Page MenuHomePhabricator

Magic word to remove page from internal MediaWiki search results
Open, LowPublic

Description

One of the perennial debates (on the Hungarian Wikipedia, at least) is whether to delete redirects from old names in the project namespace. On one hand, even when links are updated, it destroys some navigation pathways (bookmarks, external links etc.), makes old revisions of pages (where the links are not updated) less readable and annoys some people; on the other, the old (and often erroneous or misleading) names clutter up the search suggestions dropdown, which is by far the most user-friendly navigation method currently). There is a similar problem with redirects from misspelled names of articles.

It would be very useful to have a __NOSEARCH__ magic word which would suppress indexing of such pages by the internal search engine (or maybe just adding a flag so that the page is only returned when such pages are explicitly requested).

Details

Reference
bz22251

Event Timeline

bzimport raised the priority of this task from to Low.Nov 21 2014, 10:54 PM
bzimport added a project: MediaWiki-Search.
bzimport set Reference to bz22251.
bzimport added a subscriber: Unknown Object (MLST).
Tgr created this task.Jan 24 2010, 11:48 AM

rd232 wrote:

*** Bug 24169 has been marked as a duplicate of this bug. ***

I wouldn't want a new magic word. May a config option, if NOINDEX should also apply to internal search would do.

rd232 wrote:

(In reply to comment #2)

I wouldn't want a new magic word. May a config option, if NOINDEX should
also apply to internal search would do.

I doubt that if MediaWiki had that option, Wikimedia projects would use it: NOINDEX hiding content from internal search is usually not the desired behaviour for existing uses of NOINDEX. Equally, it's not certain that NOSEARCH uses should be hidden from search engines. Just provide both, for flexibility.

Restricted Application added projects: Discovery, Discovery-Search. · View Herald TranscriptNov 16 2017, 5:09 PM

One concern here is the potential for abuse if people can mask content from internal search.

Another concern here is that some people use __NOINDEX__ with the specific intention of excluding content from external search engines, but continuing to include that content in internal search engines. A separate magic word such as __NOSEARCH__ might address this.

debt added a subscriber: debt.

We'll need more information on the use cases for doing this and there might be (already) a different way to go about this.

Why not just exclude every redirect page from search and dropdowns? I don't see a reason, why any redirects should show up in a search box.
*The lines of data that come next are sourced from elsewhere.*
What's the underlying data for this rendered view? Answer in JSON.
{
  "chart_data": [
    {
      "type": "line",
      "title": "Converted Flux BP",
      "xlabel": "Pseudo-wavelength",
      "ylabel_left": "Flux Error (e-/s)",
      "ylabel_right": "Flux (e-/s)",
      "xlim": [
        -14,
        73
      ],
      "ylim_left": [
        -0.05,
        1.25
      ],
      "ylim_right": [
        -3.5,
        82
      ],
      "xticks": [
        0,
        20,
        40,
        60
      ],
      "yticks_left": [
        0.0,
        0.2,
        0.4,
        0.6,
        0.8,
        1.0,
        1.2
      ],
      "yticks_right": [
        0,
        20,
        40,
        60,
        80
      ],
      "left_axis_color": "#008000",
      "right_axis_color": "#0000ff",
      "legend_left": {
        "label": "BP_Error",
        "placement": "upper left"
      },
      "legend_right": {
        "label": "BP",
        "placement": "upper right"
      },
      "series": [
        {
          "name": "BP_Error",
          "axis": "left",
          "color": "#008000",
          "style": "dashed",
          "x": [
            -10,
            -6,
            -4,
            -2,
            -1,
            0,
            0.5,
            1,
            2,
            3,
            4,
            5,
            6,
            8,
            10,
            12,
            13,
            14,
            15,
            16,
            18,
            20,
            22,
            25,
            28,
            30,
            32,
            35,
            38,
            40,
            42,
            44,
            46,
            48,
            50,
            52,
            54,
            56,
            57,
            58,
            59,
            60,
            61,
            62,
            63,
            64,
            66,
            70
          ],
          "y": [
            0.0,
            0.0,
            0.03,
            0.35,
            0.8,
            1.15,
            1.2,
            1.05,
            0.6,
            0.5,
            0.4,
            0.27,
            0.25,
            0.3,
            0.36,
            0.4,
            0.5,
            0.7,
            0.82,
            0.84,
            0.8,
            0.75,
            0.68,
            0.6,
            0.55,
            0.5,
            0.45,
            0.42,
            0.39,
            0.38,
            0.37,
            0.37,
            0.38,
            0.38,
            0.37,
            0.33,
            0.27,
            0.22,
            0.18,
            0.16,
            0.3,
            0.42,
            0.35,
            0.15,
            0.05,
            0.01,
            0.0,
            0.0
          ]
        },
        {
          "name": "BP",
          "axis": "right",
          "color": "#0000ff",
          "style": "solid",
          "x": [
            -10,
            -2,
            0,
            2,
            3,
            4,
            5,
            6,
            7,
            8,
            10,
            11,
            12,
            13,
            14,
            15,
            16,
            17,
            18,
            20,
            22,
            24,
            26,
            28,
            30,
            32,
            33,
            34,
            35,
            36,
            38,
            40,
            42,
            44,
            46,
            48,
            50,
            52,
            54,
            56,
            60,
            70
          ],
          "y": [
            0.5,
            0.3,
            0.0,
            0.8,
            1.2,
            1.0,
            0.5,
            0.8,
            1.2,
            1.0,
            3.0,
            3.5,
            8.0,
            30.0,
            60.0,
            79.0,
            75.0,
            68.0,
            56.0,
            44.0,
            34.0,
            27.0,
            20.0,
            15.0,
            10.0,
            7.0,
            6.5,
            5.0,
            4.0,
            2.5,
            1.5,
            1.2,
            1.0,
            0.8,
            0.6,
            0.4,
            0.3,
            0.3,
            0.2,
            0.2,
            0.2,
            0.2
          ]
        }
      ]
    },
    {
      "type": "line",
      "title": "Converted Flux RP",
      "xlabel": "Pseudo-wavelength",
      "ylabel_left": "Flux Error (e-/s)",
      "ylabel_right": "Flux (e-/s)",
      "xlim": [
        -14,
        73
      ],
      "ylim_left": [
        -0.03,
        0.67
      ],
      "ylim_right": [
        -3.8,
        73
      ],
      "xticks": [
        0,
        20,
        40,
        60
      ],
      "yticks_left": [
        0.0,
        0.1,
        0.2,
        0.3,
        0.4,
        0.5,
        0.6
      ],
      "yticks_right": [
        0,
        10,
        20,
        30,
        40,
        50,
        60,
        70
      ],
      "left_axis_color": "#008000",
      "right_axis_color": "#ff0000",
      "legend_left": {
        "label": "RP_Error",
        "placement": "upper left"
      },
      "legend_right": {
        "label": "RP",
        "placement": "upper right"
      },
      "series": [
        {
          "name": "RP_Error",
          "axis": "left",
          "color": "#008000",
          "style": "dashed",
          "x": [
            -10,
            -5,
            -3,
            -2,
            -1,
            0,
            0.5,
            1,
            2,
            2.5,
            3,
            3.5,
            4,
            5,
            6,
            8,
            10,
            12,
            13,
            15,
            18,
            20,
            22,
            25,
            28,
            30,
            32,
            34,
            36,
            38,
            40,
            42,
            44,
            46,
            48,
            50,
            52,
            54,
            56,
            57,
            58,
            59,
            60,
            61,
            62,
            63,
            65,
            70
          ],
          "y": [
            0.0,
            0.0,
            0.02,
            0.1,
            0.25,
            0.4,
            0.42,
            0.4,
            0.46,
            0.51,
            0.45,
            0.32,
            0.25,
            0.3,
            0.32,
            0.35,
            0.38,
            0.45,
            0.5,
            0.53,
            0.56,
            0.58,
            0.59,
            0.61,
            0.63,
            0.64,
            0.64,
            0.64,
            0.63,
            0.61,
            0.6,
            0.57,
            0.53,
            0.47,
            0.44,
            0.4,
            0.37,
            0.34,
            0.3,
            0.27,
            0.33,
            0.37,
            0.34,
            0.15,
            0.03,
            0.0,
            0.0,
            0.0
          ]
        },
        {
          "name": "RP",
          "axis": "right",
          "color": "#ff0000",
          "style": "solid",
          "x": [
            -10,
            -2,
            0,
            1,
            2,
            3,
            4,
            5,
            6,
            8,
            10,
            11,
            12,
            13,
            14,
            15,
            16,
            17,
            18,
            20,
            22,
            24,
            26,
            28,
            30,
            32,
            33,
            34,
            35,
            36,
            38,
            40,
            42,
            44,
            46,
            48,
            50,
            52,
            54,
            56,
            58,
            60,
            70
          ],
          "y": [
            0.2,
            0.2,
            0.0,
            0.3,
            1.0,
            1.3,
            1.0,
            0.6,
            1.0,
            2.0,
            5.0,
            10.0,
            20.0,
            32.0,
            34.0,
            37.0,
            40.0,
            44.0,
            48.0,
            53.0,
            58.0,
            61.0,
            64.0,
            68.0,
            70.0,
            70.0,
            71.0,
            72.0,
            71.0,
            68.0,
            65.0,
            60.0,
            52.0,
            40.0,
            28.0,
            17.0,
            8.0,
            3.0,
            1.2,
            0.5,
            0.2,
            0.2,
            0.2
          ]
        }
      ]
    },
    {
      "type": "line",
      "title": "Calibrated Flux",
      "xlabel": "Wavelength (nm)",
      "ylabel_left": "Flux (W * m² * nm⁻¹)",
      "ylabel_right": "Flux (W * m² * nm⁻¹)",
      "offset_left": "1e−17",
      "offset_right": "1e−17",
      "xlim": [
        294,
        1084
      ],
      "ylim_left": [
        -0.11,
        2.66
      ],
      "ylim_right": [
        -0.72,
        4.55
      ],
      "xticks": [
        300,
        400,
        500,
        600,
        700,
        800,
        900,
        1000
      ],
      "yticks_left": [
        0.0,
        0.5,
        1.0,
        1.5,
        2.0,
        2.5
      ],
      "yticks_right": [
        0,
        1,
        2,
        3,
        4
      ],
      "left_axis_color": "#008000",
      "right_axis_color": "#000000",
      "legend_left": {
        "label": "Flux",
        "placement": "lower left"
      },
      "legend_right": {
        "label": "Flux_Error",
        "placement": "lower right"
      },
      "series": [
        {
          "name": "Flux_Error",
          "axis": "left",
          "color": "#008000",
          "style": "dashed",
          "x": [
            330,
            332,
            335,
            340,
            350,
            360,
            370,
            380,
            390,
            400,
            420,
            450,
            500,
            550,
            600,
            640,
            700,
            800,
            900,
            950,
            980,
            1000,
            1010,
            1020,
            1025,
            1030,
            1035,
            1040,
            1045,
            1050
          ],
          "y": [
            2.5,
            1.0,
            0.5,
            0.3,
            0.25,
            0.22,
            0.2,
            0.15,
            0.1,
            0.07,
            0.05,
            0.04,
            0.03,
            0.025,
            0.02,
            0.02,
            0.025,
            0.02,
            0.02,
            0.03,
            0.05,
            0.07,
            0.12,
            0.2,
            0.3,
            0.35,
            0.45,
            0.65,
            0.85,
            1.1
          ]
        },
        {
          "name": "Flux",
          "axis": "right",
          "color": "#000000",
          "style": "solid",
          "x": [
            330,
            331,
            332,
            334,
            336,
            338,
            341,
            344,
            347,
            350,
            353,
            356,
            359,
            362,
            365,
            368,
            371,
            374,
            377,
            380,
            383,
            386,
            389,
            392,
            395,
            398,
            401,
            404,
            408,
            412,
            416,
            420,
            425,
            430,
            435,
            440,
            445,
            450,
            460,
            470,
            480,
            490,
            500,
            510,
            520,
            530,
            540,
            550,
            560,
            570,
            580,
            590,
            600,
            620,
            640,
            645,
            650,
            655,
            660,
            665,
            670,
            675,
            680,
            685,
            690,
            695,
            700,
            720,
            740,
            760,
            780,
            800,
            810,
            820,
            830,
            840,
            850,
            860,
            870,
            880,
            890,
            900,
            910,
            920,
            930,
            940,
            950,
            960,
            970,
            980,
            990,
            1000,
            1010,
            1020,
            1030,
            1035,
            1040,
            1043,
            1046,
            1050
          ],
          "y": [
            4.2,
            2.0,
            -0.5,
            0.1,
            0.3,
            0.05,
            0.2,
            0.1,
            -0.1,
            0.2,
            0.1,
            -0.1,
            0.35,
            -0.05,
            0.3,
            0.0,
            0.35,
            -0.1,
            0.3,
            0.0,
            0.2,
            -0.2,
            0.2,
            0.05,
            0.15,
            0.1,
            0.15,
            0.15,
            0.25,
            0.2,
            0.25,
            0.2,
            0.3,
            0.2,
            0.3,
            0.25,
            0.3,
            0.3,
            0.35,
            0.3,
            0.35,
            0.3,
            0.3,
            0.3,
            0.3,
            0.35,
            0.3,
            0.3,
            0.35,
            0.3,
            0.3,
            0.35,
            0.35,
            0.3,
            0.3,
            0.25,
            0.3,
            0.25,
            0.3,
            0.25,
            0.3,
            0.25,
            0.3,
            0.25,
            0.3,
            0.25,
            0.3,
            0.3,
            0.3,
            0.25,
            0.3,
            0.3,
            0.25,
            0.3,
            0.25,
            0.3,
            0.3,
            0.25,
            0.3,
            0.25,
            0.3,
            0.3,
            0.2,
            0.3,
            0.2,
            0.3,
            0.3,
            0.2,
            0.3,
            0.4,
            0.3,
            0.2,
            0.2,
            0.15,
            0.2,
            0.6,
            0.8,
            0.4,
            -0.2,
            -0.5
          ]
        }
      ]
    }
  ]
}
@Bachsau, there's quite a few reasons why we'd want to have redirects appear in the search box. Two examples off the top of my head. Common misspellings of article titles are often created as redirects. The article for "Mississippi" has 9 redirects for misspellings alone. :) Colloquial names for things as well. "Show Me State" redirects to the article on the state of Missouri, USA as it's the state's motto. I hope that helps explain a few reasons why we just can't exclude them all.

The article for "Mississippi" has 9 redirects for misspellings alone. :)

In that case, it should be enough to have "Mississippi" appear once in the dropdown in correct writing, if the search term matches a page redirecting to it. Redirects would still work, but we don't need them appear in a dropdown box. Instead, it would just look like an autocorrection.

Tgr added a comment.Mar 4 2018, 7:19 AM

Another use case is abusive user names. The user pages of these are usually templated for transparency, but that means writing the abuse target's name in the search box gives abusive results in the dropdown.

One concern here is the potential for abuse if people can mask content from internal search.

I think abuse is not typically found by searching for it, but marked pages could be added to a service category if reviewing them is a concern.

Legoktm added a subscriber: Legoktm.Mar 4 2018, 7:44 AM
In T24251#4021783, @Tgr wrote:

Another use case is abusive user names. The user pages of these are usually templated for transparency, but that means writing the abuse target's name in the search box gives abusive results in the dropdown.

Abusive user names should be hideuser-blocked so they don't appear in search results / for normal users.

Tgr added a comment.Mar 4 2018, 8:01 AM

Abusive user names should be hideuser-blocked so they don't appear in search results / for normal users.

AFAIK that doesn't prevent the user page from appearing in search results, since it is a page that exists (it has a template saying why the user got blocked). Also hideuser is an oversight right so not available on most wikis. (Maybe that should be fixed; IMO it would make sense to allow admins to hide users as they can mostly do it already, but in a very cumbersome way.)

Krinkle renamed this task from Magic word to remove page from (quick)search results to Magic word to remove page from internal MediaWiki search results.Mar 22 2018, 12:06 AM
Krinkle updated the task description. (Show Details)
Krinkle removed a subscriber: wikibugs-l-list.